Le groupe de réflexion Bruegel a estimé que l’Europe serait à court de 10 à 15 % de la demande normale pour passer la prochaine saison de chauffage hivernale, ce qui signifie que des mesures exceptionnelles devraient être prises pour réduire la consommation de gaz.
Que fait l’Europe pour réduire sa dépendance au gaz russe ?
Les dirigeants européens ont déclaré qu’ils ne pouvaient pas se permettre les conséquences d’un boycott immédiat. Au lieu de cela, ils prévoient de réduire la consommation de gaz russe le plus rapidement possible. Ils commandent plus de gaz naturel liquéfié, qui arrive par bateau; chercher plus de gaz à partir de pipelines en provenance d’endroits comme la Norvège et l’Azerbaïdjan ; accélérer le déploiement de l’énergie éolienne et solaire ; et pousser les mesures de conservation.
L’objectif est de réduire l’utilisation du gaz russe des deux tiers d’ici la fin de l’année et complètement d’ici 2027. Il reste à voir si cet objectif peut être atteint dans la pratique. L’approvisionnement en gaz liquéfié est limité, les terminaux d’exportation fonctionnant à pleine capacité.

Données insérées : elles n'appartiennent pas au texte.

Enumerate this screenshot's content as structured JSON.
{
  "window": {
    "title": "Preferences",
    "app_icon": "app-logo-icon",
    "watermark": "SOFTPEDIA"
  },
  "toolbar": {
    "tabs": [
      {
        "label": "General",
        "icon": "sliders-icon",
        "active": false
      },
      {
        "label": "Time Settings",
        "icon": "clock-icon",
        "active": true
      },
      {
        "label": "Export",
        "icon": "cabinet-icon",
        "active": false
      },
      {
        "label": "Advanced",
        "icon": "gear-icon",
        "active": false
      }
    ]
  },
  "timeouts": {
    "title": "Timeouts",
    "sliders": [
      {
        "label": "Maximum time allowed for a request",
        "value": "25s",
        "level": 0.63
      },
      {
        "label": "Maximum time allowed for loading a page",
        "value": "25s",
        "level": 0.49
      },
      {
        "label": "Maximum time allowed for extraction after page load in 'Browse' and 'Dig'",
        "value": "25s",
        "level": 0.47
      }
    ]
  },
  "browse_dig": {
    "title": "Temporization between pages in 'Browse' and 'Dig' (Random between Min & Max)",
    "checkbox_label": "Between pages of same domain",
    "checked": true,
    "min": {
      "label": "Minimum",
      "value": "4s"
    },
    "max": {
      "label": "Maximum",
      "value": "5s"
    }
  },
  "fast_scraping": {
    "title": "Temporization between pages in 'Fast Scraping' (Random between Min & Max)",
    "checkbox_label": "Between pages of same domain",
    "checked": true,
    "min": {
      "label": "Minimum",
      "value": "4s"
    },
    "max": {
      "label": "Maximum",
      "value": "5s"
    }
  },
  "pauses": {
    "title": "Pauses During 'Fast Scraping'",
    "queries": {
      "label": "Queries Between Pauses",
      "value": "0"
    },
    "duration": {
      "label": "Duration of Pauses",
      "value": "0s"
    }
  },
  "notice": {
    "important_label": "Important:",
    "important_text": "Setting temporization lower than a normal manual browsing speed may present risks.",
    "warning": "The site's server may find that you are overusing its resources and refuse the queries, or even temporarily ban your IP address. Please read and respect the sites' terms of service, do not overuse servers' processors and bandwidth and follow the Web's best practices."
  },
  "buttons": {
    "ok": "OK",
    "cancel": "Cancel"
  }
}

L’Allemagne, qui n’a pas de terminal d’importation, envisage d’en construire deux, mais cela prendra des années. L’Italie, qui obtient 40% de son gaz de la Russie, a conclu des accords pour remplacer environ la moitié de cette quantité par l’Algérie, l’Azerbaïdjan, l’Angola et le Congo et cherche à augmenter les importations du Qatar. Et l’Europe est sous pression pour reconstituer ses réserves souterraines à temps pour la demande de chauffage de l’hiver prochain.
La situation est suffisamment grave pour que l’Allemagne ait déclaré une alerte précoce d’urgence énergétique, la première de trois étapes.